Different binding modes at only one pH value

binding mode
Binding Mode of Fentanyl at pH7
The binding modes of opioids depend on the pH value of the environment. With changing the pH-value, the protonation state of the opioid and of the receptor changes, too. From a modelling point of view, each protonation event leads to a new mathematical model to describe the dynamics of the molecular system. I.e. for every protonation state of the system we end up with a different modelling and, thus, with a different resulting kinetics. The mathematical problem is given by the fact, that changes in pH-value do not simply change the protonation state, they change the probabilities for each of the states. Hence, the “correct” physical modelling of an opiod-receptor binding process is not given by one mathematical model, it is given by a set of different models combined with different statistical weights.

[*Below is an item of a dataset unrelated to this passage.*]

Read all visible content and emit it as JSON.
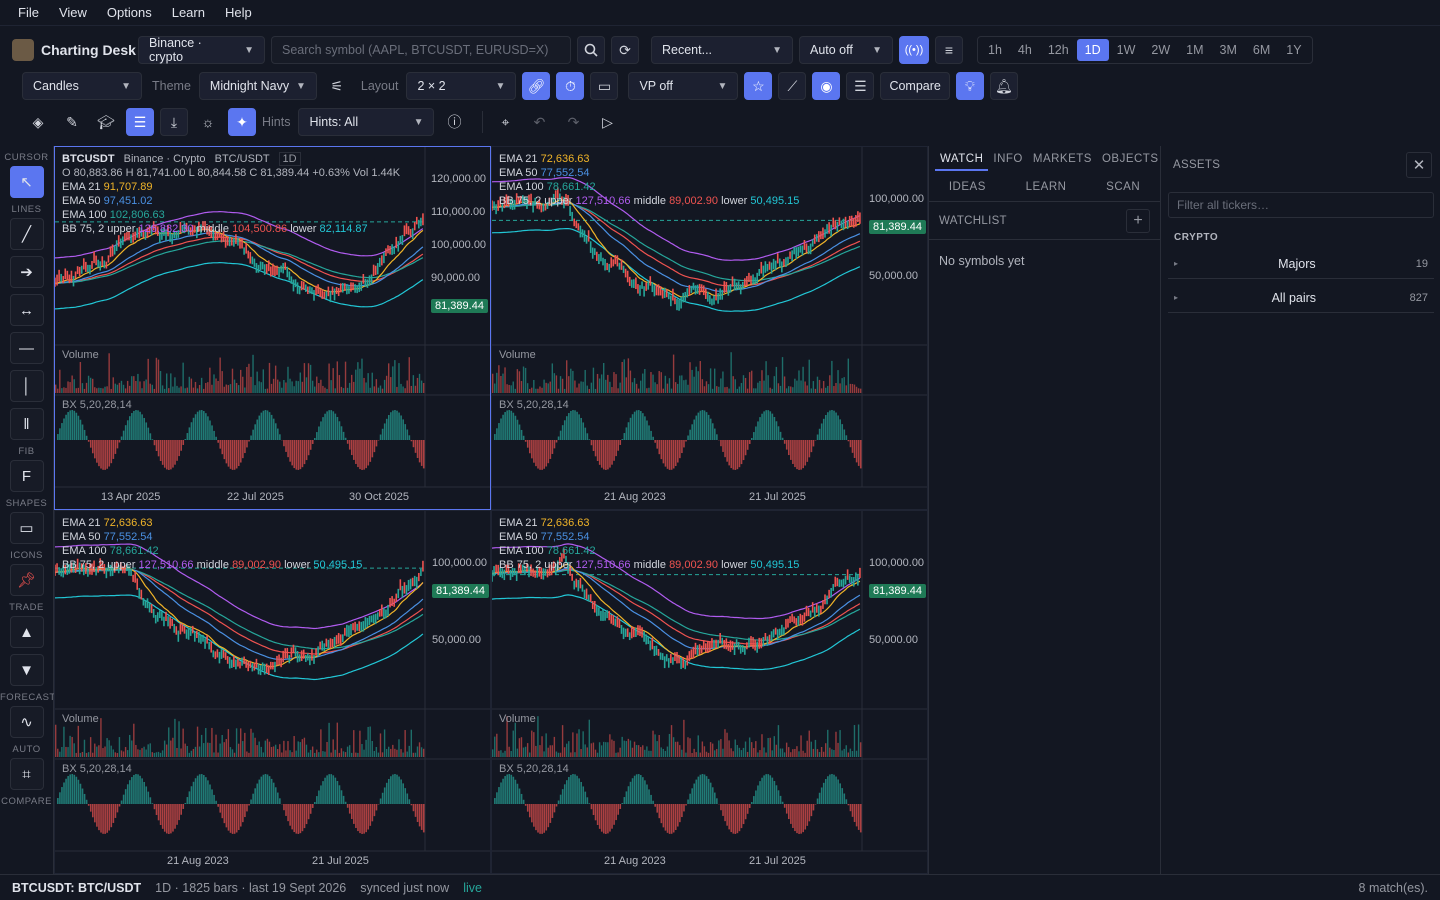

One mathematical goal of this project was to find a way to simulate molecular processes, if the mathematical descripition of the process being used is a statistical mixture of different physical models.

Simulation of protonation states

Simulation of the opioid receptor and opioids
Simulation of the opioid receptor and opioids
In this project we created all possible different physical models (different protonation states) of the opoid receptor and its binding opioid molecule. Then we simulated the underlying Markov process for each of them separately. For the mixture of the different models, we clustered all Markov states of the different physical models together and created a transition rate matrix (a dicretized Fokker-Planck operator) for the entire process by regarding the probabilities for the single models. The last step of combining the single simulation results was possible by using a certain type of discretization of Fokker-Planck operators.
pH dependent binding rate of opioids
The outcome of our procedure revealed that Fentanyl compared to NFEPP  (two different opioids) have very different binding rates in inflamed compared to healthy tissue. For the first time in opioid research, we were able to plot a continuous curve which shows the pH-dependence of activation rates of opiod-receptors.

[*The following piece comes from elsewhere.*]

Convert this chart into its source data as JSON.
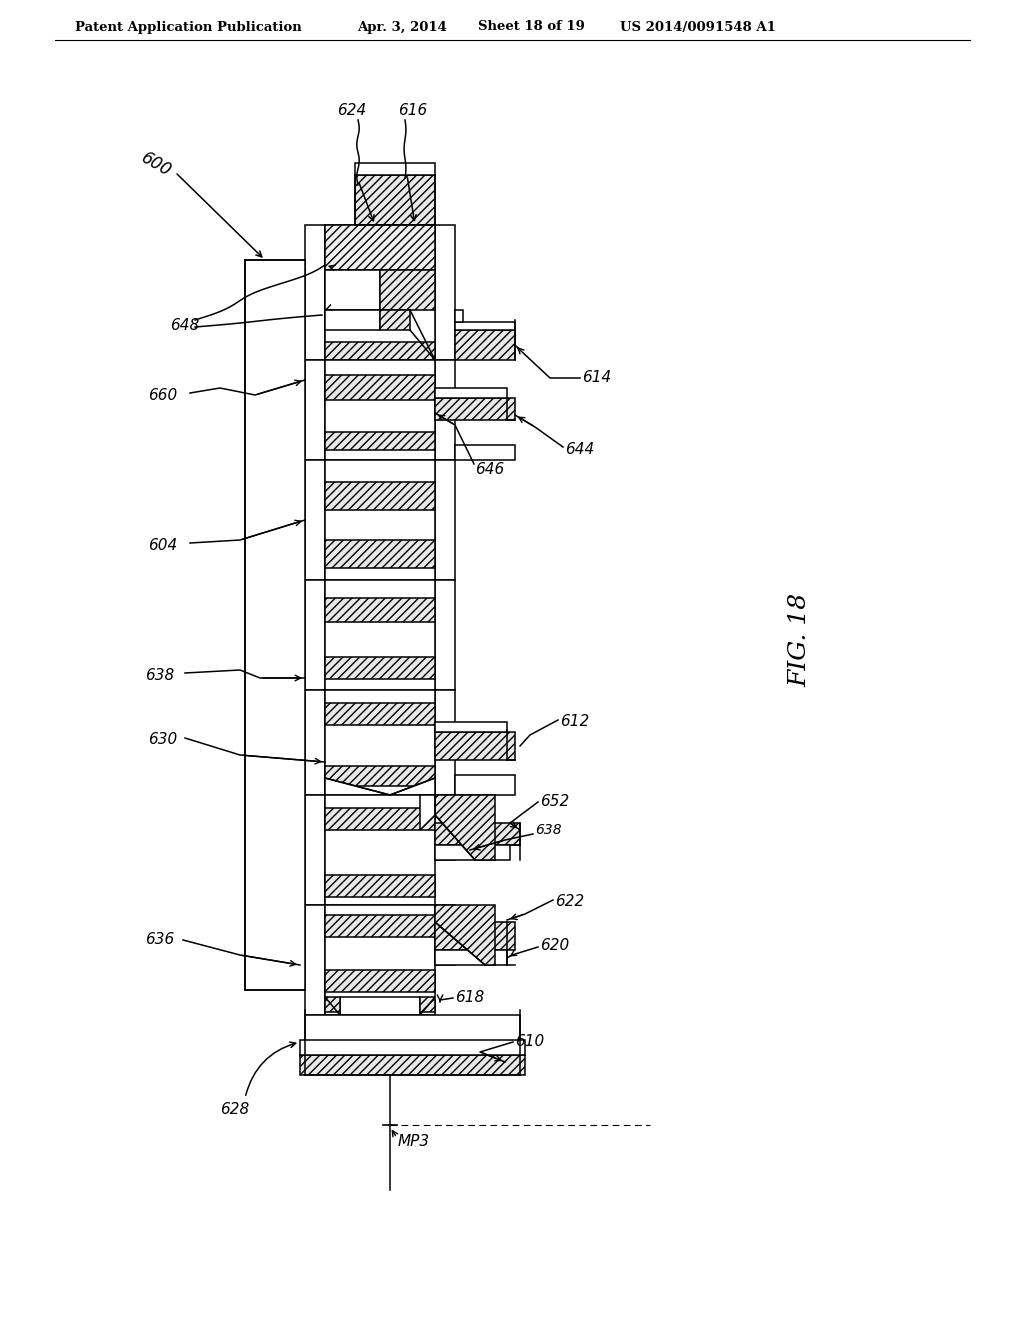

We were able to explain the outcome of clinical tests on the basis of this dependence.

Network_Illustration

There is a translational challenge in going from in vitro to in situ. We bridging this gap by developing mathematical models to capture the spatio-temporal dynamics of the opioid in situ.

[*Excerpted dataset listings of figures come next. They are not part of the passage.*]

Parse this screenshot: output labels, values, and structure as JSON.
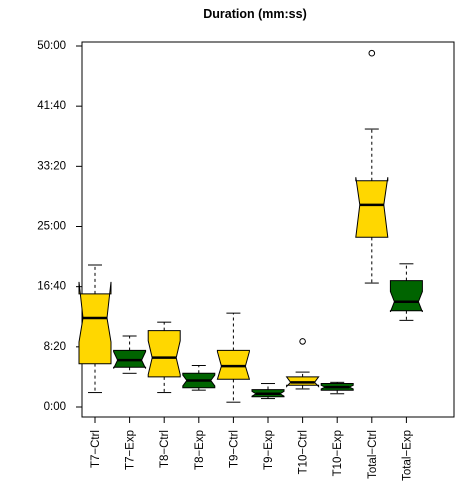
{
  "chart_data": {
    "type": "boxplot",
    "title": "Duration (mm:ss)",
    "xlabel": "",
    "ylabel": "",
    "y_unit": "seconds",
    "ylim": [
      0,
      3100
    ],
    "yticks": [
      {
        "value": 0,
        "label": "0:00"
      },
      {
        "value": 500,
        "label": "8:20"
      },
      {
        "value": 1000,
        "label": "16:40"
      },
      {
        "value": 1500,
        "label": "25:00"
      },
      {
        "value": 2000,
        "label": "33:20"
      },
      {
        "value": 2500,
        "label": "41:40"
      },
      {
        "value": 3000,
        "label": "50:00"
      }
    ],
    "notched": true,
    "colors": {
      "Ctrl": "#FFD700",
      "Exp": "#006400"
    },
    "categories": [
      "T7−Ctrl",
      "T7−Exp",
      "T8−Ctrl",
      "T8−Exp",
      "T9−Ctrl",
      "T9−Exp",
      "T10−Ctrl",
      "T10−Exp",
      "Total−Ctrl",
      "Total−Exp"
    ],
    "boxes": [
      {
        "group": "Ctrl",
        "whisker_low": 120,
        "q1": 360,
        "median": 740,
        "q3": 940,
        "whisker_high": 1180,
        "notch_low": 540,
        "notch_high": 1040,
        "outliers": []
      },
      {
        "group": "Exp",
        "whisker_low": 280,
        "q1": 330,
        "median": 390,
        "q3": 470,
        "whisker_high": 590,
        "notch_low": 320,
        "notch_high": 460,
        "outliers": []
      },
      {
        "group": "Ctrl",
        "whisker_low": 120,
        "q1": 250,
        "median": 410,
        "q3": 635,
        "whisker_high": 705,
        "notch_low": 270,
        "notch_high": 550,
        "outliers": []
      },
      {
        "group": "Exp",
        "whisker_low": 140,
        "q1": 160,
        "median": 220,
        "q3": 280,
        "whisker_high": 345,
        "notch_low": 175,
        "notch_high": 265,
        "outliers": []
      },
      {
        "group": "Ctrl",
        "whisker_low": 40,
        "q1": 230,
        "median": 340,
        "q3": 470,
        "whisker_high": 780,
        "notch_low": 230,
        "notch_high": 460,
        "outliers": []
      },
      {
        "group": "Exp",
        "whisker_low": 70,
        "q1": 85,
        "median": 110,
        "q3": 145,
        "whisker_high": 195,
        "notch_low": 90,
        "notch_high": 130,
        "outliers": []
      },
      {
        "group": "Ctrl",
        "whisker_low": 150,
        "q1": 180,
        "median": 205,
        "q3": 250,
        "whisker_high": 290,
        "notch_low": 170,
        "notch_high": 250,
        "outliers": [
          545
        ]
      },
      {
        "group": "Exp",
        "whisker_low": 110,
        "q1": 140,
        "median": 165,
        "q3": 195,
        "whisker_high": 205,
        "notch_low": 150,
        "notch_high": 180,
        "outliers": []
      },
      {
        "group": "Ctrl",
        "whisker_low": 1030,
        "q1": 1410,
        "median": 1680,
        "q3": 1880,
        "whisker_high": 2310,
        "notch_low": 1410,
        "notch_high": 1910,
        "outliers": [
          2940
        ]
      },
      {
        "group": "Exp",
        "whisker_low": 720,
        "q1": 800,
        "median": 875,
        "q3": 1050,
        "whisker_high": 1190,
        "notch_low": 790,
        "notch_high": 960,
        "outliers": []
      }
    ]
  }
}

Our recent in vitro studies on MOR expressed in transfected cells have yielded the following results: H2O2 did not interfere with binding of the standard MOR ligand DAMGO. Higher H2O2 concentrations decreased G-protein coupling (measured by binding of [35S]-GTPγS) induced by the standard MOR agonist fentanyl. At acidic pH, the pH-dependent ligand NFEPP (but not fentanyl) more potently activated MOR-dependent G-protein coupling. H2O2 did not influence fentanyl-induced inhibition of forskolin-stimulated cAMP production. These results will be complemented by measurements of membrane ion currents.